What do we do about these Tories? Demonstations do nothing. Rioting and terrorism is wrong. Legal aid is being taken from us, and an election is years away. I can’t get private health insurance as I have Asperger’s Syndrome so it would cost far too much to pay in premuims.
Good to hear from you. I agree that the PFI blame lies with Labour, and note that we need politicians prepared to renegotiate – or preferably annul – criminally greedy PFI contracts.
I also agree that Lewisham should have paid more attention to consequences when proceeding with negotiations regarding Queen Elizabeth Hospital in Woolwich. I’m not sure if any of this was public knowledge before Hunt’s proposals. I had not heard anything about it.
As for your statement that it was “known there were too many hospitals in S.London,” I can’t accept the word “known,” as it’s an opinion rather than a fact. My point of campaigning for London’s hospitals is to stress that there is no clinical reason for arguing that each borough in London doesn’t deserve its own fully-functioning hospital.

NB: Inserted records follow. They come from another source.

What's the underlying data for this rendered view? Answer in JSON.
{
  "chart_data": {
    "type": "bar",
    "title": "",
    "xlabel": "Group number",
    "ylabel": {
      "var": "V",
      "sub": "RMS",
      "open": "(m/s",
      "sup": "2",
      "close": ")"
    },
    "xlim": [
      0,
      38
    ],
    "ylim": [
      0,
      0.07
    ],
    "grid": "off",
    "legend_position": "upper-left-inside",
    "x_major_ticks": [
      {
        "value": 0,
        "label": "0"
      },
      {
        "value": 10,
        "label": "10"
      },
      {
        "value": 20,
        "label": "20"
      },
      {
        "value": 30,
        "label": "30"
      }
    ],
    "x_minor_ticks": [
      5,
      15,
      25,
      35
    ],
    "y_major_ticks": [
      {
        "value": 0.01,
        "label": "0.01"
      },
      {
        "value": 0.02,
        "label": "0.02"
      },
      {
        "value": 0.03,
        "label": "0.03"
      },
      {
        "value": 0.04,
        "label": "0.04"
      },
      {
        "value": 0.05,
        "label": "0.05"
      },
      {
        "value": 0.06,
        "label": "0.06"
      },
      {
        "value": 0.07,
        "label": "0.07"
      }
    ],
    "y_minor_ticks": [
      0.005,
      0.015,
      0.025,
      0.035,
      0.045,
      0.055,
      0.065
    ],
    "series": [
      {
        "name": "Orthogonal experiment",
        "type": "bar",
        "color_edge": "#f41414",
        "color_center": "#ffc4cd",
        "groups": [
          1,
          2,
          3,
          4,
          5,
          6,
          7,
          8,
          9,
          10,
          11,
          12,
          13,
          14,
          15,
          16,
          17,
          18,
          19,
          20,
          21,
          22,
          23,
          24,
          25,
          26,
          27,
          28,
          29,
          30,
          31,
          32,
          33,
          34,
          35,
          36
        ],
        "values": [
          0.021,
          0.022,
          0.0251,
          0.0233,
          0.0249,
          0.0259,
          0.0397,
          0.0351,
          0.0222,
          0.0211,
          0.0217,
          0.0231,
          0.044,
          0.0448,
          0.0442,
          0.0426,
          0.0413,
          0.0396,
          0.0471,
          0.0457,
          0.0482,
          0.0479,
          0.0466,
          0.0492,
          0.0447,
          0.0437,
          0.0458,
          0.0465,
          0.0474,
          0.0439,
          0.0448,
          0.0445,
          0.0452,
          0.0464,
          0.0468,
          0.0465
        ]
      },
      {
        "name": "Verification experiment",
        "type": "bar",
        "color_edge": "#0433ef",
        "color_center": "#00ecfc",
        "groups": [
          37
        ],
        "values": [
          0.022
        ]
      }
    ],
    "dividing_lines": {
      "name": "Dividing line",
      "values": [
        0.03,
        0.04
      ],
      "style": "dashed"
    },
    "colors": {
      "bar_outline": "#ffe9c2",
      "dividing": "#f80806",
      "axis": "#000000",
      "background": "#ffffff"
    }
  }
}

With populations of, on average, 250,000, London’s boroughs – like Lewisham, for example – have populations comparable to Brighton, Hull and Newcastle, and no one is arguing that, for clinical reasons, those should be closed.
As for maternity services, the 10 percent figure is from Hunt’s statement:
“on the issue of maternity services, the Expert Clinical Panel advising the TSA was not willing to support the increased risk to patients of having an obstetrician-led unit at Lewisham without intensive care services. As achieving the London wide clinical standards will only be possible with the consolidation of the number of sites with these facilities, Sir Bruce supports the proposal for this unit to be replaced with a free-standing midwife-led unit at Lewisham hospital. This will continue to deal with 10% of existing activity.”

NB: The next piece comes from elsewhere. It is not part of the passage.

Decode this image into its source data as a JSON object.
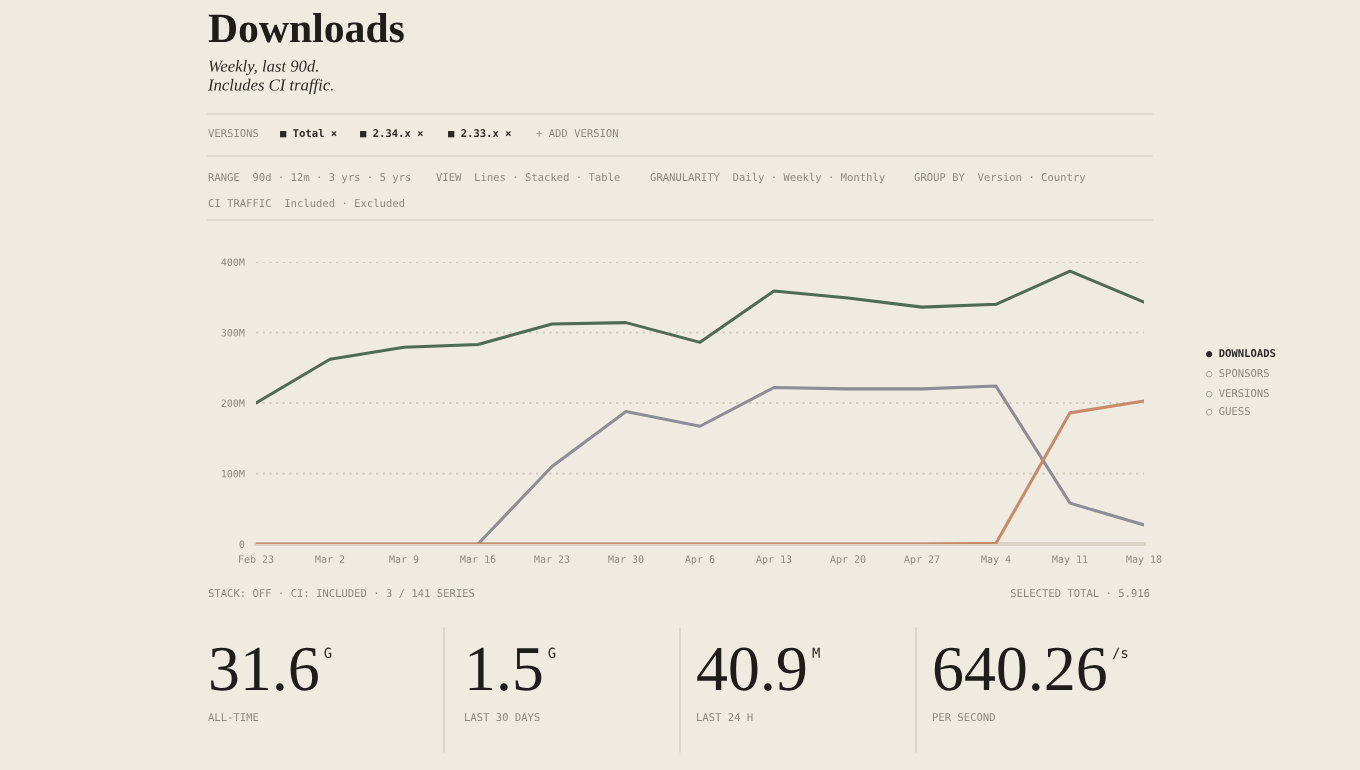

This is a much lower figure than previously estimated. The Obstetrics doctors at Lewisham reckoned it would be 55-60 percent in their letter to Hunt: http://www.savelewishamhospital.com/obstetrics-response/
Also see London Health Emergency’s similar statistics: http://www.healthemergency.org.uk/pdf/LondonHealthEmergencyResponsetoTSA-Dec2012.pdf
This makes the proposals much more damaging for the mothers of Lewisham. My hope is that Hunt’s additional claim that “£36m of additional investment has been earmarked to ensure there is sufficient capacity at the other sites” will prompt campaigners to demand that this £36m and the £37m earmarked for A&E elsewhere be spent on preserving services at Lewisham rather than destroying them.
Well, we need to demonstrate and educate, so that more people understand what is happening, and then refuse to vote for politicians who don’t represent the people’s interests. Labour is being given an unparalleled opportunity to take the role of a responsible party working for, rather than against the people. If they don’t take it, we are on a path towards untold misery and civil strife.
Victor McAuley wrote:
Well done Andy, these politicians need to be brought down a peg, they represent interests other than the interests of the people of the UK.
Thanks, Victor. Your support is very much appreciated. I do worry, however, that people will overlook the fact that the senior NHS officials responsible for making recommendations and enthusiastically embracing cuts are at least as much to blame as the politicians.